24th November 2000 at 00:00
A SMALL Northampton-based company this week became the first private training provider to be awarded top marks across the board by government inspectors.

The successes are in areas where private providers will be competing directly with colleges for Learning and Skills Council cash from next April.

Training Standards Council inspectors, in their report on Aston Commercial Training, said: "The training provided in business administration is outstanding."

The company also gained the top grade in equal opportunities, trainee support, management of training and quality assurance.

Achievement rates are high, with 77 per cent of modern apprentices and 71 per cent of national trainees completing the full awards. This is double the unofficial completion rates nationally of about 35 per cent.

Aston is a family-run company with nine full-time and four part-time staff contracted to Northamptonshire Chamber of Commerce Training and Enterprise. It trains 78 young people at any one time in business administration and also runs a recruitment service, largely for 16 to 25-year-olds.

"Teamwork is the key to the company's success," says senior TSC inspector atthew Coffey. Daily planning meetings set immediate targets and strategies.

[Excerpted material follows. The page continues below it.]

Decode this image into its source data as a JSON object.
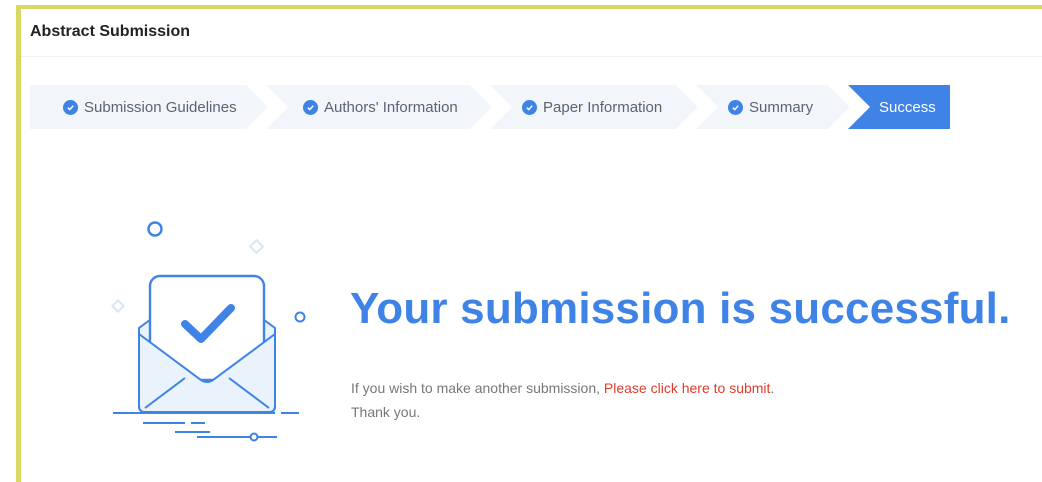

Staff are involved at all stages of the planning process and each employee gets their own personalised copy of the business plan.

Managing director Beverly Whatmore believes that the small size of the company helps her to keep her finger on the pulse and keep communication channels open.

"Give your staff the vision that you have. If you're not there, the vision goes too."

The inspectors praised the emphasis placed on recruiting and supporting groups that are under represented in the sector. More than 13 per cent of trainees are from ethnic-minority groups and 29 per cent have disabilities. The inspectors were also impressed by the teaching materials and guides, which are all produced in-house.

Do public and private providers have anything to learn from each other? Mr Coffey has seen good and bad practice in both sectors. "Colleges often have strengths in teaching and some private providers need to shift the emphasis to teaching rather than assessing, but many colleges also need to find ways to go out into the workplace and engage more closely with employers."